In Uzbekistan, President Islam Karimov's repressive regime inspired the creation of the Islamic Movement of Uzbekistan (IMU), a militant Islamist group set up to overthrow Karimov and establish an Islamic state under Sharia law across Central Asia. The IMU became a pan-regional threat, making several raids into south Kyrgyzstan in 1999 and 2000. However, it was virtually destroyed after fighting with the Taliban against coalition forces in Afghanistan. The remnants of the group are reported to have opened training camps in Pakistan.

Emomali Rakhmon, Tajikistan's president, has maintained security in the volatile country since the end of the civil war in 1997, when his forces defeated the Islamist opposition with help from Russia. Since then, Rakhmon's government has kept a tight hold on religious activity. Dozens of suspected members of the banned Hizb ut-Tahrir movement have been arrested in north Tajikistan in recent years.

Like Karimov, Rakhmon is aware of the threat radical Islam poses to his regime.
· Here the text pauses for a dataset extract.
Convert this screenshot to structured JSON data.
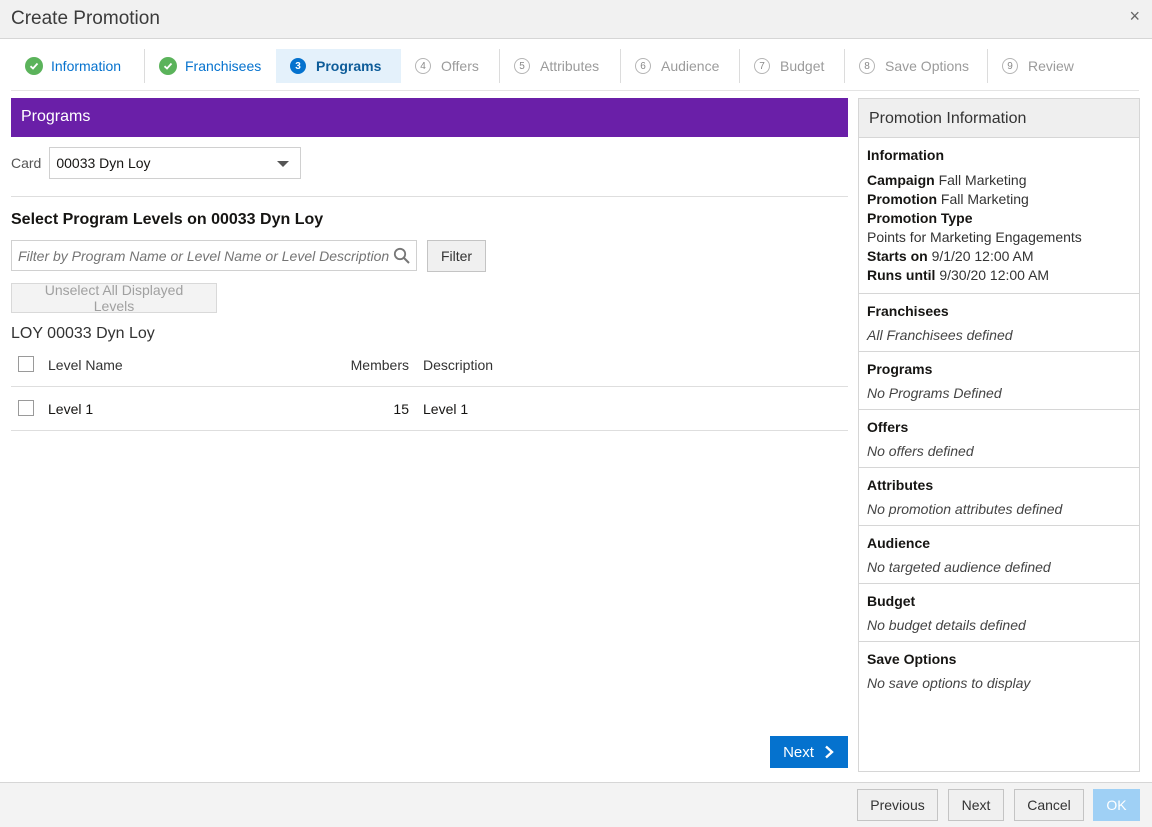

Measures to prevent the spread of religious fervor include appealing to parents to withdraw their sons from overseas madrassas (religious schools) and banning children from entering mosques or other places of worship except on religious holidays.

Last August, a mass breakout from a high security prison in Dushanbe was followed by a series of bombings. The Raksh Valley, always an opposition stronghold, seemed to be throwing off control by the central government. However, Dushanbe has now re-exerted control over the country and the last of the 25 escapees, Azam Ziyoev, was rounded up on November 14, the rest having already been killed or captured.